滋賀「セジール」で肉好きをとりこにしてきたあのシェフが東京へ! 経験を重ねたシェフだからこそのイタリア郷土料理に心が震える!
モツは玉ねぎ、セロリ、ひよこ豆、白インゲン、ニンニクを白ワインで3時間コトコト煮込んで一晩寝かせ、仕上げにタイムで香りをつければできあがり。豆が潰れて自然にとろみがつきオリーブオイルと混ざり合ったソースがトリッパに絡んでふわりと口中に広がると、体中が優しい味わいに包まれます。
肉を知り尽くした完璧な火入れは感動を超える一皿に!
パスタは手打ちと乾麺を料理によって使い分けます。修業先の「アカーチェ」で出会い衝撃を受けたと言う「ウンブリチェッリ」は、北海道産の強力粉などを複数の小麦粉をブレンドして打ち上げた生地を一本一本手で延ばします。
ソースはマッシュルームのラグー。大量のマッシュルームをオリーブオイルと塩で約3時間、弱火で煮詰めて味をギュッと濃縮させました。とにかく香りが高い! 茹で上がったパスタと軽く和えるだけというシンプルの極みです。
まるでうどんのように存在感抜群なパスタはモチッとしたところとやわらかいところと歯応えを感じるところがあり、その凸凹した形状がマッシュルームのラグーによく絡み、衝撃的な食感と味わいです。数えるほどの食材でこんなに心が震えるとは! 溝口さんの蓄積してきたセンスと経験が生んだ逸品です。

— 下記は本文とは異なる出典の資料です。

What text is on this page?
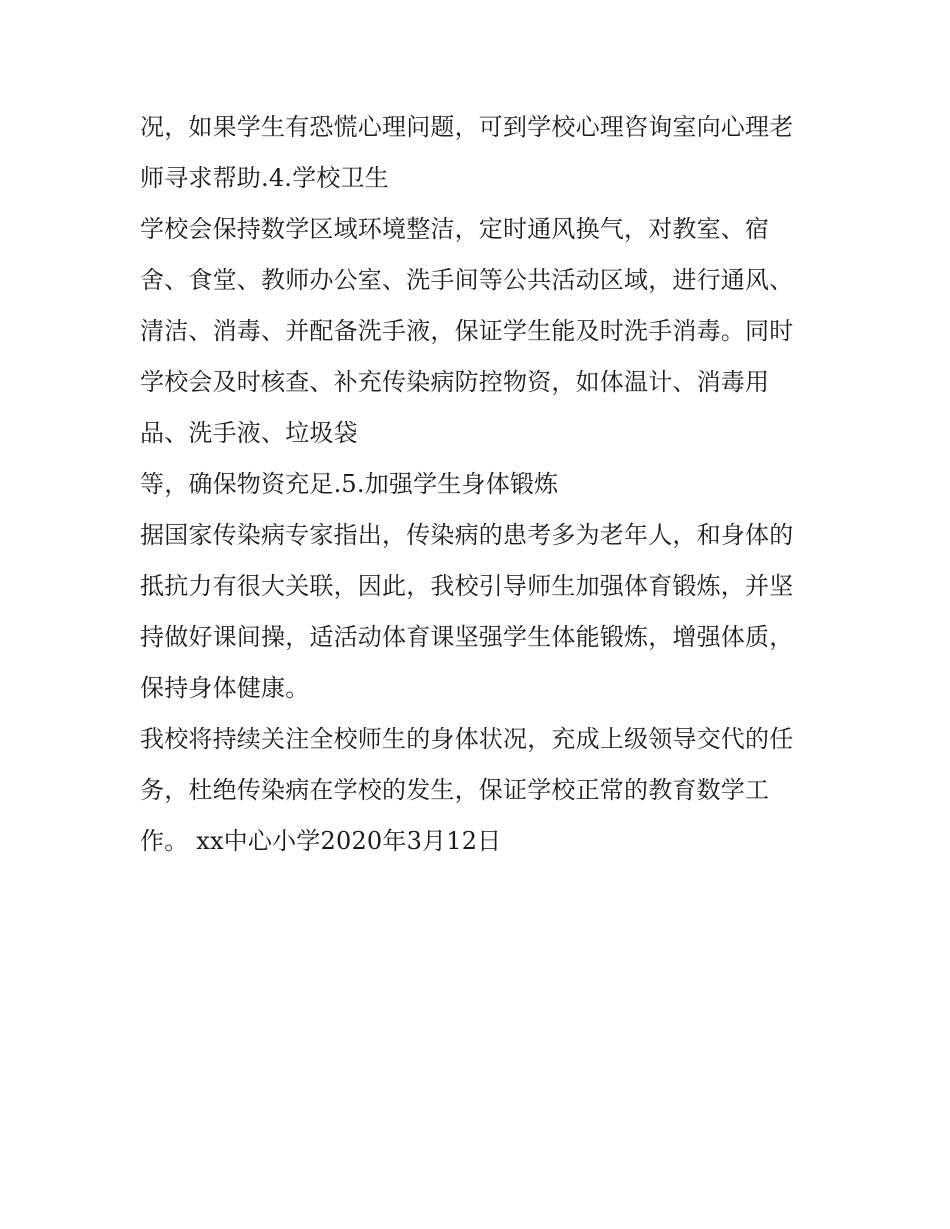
况，如果学生有恐慌心理问题，可到学校心理咨询室向心理老
师寻求帮助.4.学校卫生
学校会保持数学区域环境整洁，定时通风换气，对教室、宿
舍、食堂、教师办公室、洗手间等公共活动区域，进行通风、
清洁、消毒、并配备洗手液，保证学生能及时洗手消毒。同时
学校会及时核查、补充传染病防控物资，如体温计、消毒用
品、洗手液、垃圾袋
等，确保物资充足.5.加强学生身体锻炼
据国家传染病专家指出，传染病的患考多为老年人，和身体的
抵抗力有很大关联，因此，我校引导师生加强体育锻炼，并坚
持做好课间操，适活动体育课坚强学生体能锻炼，增强体质，
保持身体健康。
我校将持续关注全校师生的身体状况，充成上级领导交代的任
务，杜绝传染病在学校的发生，保证学校正常的教育数学工
作。 xx中心小学2020年3月12日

「本日用意したのは50日熟成の十勝若牛のサーロインです。とてもいい状態で、ここからも熟成が進み、また違ったおいしさを楽しめます」と、溝口さん。
ほどよい熟成香が感じられるよう、全面をしっかり焼きます。まずはフライパンで4~5分焼き20分ほど休ませます。2度目は煙が上がるくらい熱したフライパンで2分ほど満遍なく焼き、再度休ませて中に火を入れていきます。
肉の表面に残った油を落としてカリッとした食感にするために、仕上げはグリルパンで2分ほど焼きます。少し焦げ目がつくくらいの焼き色になったら焼き上がり。
一度も芯温を確認せずにこれだけ美しいロゼ色に焼き上げるのはさすがの腕前。サカエヤの手当を経た「十勝若牛」は肉の繊維が緻密でうまみがしっかりとのり、サーロインならではの脂がバランスよく入り、脂のくどさをまったく感じさせません。食感はサーロイン独特のやわらかさがありつつ歯切れも良い。一度こんな肉を食べてしまったら、どんなに遠くても通ってしまいます。